Now, I don’t mean to imply that the good folk at the APS were scraping the bottom of the barrel, but they even asked if I’d like to make a presentation! So I did. The topic of my talk was ‘Collect Modern Stamps the Hard Way.’ Spoiler: the easy way is buying stamps from the post office. The Hard Way is collecting them on commercially-used covers.
Commercial covers, of course, are a concept that applies to any era of stamps, but I like to throw a bone to my fellow modern collectors. We do get sneered at a lot by the Classical types.
Most of my examples featured 70s and 80s issues from Australia, from my own collection. They’re colourful, fun, and as stamps, you can’t give them away. But on commercial cover? That’s a different story.
Collectors from around the world tuned in.
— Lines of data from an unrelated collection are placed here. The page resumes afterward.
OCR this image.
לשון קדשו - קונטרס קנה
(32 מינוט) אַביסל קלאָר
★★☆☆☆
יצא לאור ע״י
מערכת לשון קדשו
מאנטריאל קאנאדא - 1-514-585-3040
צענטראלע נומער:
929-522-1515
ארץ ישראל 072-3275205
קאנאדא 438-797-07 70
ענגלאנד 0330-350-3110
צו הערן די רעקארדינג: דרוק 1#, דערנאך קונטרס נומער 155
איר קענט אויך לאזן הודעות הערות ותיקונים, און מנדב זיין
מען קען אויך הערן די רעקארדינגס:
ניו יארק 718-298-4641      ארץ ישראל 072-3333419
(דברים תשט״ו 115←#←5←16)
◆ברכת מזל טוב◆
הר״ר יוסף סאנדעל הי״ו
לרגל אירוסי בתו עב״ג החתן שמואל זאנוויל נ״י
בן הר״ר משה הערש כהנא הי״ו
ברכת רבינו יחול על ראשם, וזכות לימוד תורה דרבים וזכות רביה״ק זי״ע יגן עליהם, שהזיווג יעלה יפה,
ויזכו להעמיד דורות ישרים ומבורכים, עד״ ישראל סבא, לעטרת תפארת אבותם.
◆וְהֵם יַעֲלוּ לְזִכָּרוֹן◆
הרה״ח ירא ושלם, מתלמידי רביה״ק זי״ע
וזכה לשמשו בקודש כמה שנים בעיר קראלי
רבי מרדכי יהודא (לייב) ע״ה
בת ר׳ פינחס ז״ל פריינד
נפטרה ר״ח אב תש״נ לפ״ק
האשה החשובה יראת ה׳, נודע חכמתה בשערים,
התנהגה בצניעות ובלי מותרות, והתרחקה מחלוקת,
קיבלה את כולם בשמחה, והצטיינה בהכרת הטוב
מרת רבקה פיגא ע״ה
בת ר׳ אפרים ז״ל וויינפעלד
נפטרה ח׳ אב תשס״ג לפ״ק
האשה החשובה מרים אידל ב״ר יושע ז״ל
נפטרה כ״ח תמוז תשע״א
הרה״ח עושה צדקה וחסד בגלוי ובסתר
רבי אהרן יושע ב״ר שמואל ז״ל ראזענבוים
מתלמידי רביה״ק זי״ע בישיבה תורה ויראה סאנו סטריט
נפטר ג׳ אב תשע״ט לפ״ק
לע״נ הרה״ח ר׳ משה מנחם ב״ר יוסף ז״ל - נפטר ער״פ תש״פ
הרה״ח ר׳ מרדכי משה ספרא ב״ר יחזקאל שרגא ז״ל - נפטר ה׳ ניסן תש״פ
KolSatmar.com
My talk goes for about 40 minutes, after which there was a congenial chat among those present, with a few questions asked and advice given. You can watch the whole thing here! You’ll be watching a slideshow, with my sexy voice as narrator. Enjoy the first thirty seconds as I try to work out if people can see my screen.
The APS website has the details of all the Stamp Chats, past and forthcoming, plus the details of how to join in. You’ll need the GoToMeeting software. There’s a link at that APS page. I had no trouble downloading it.
Every Stamp Chat is recorded and published on the APS YouTube channel, so if commercial covers (or my sense of humor) aren’t your thing, you might enjoy talks on topics including forgeries, first issues of the world, stamp art, beer revenues, postal history from all corners of the globe, and many more. I recommend an all-day marathon bingeing the back-catalogue.
Thanks to all those who joined in, and I hope to see you again when I tune in myself to watch others!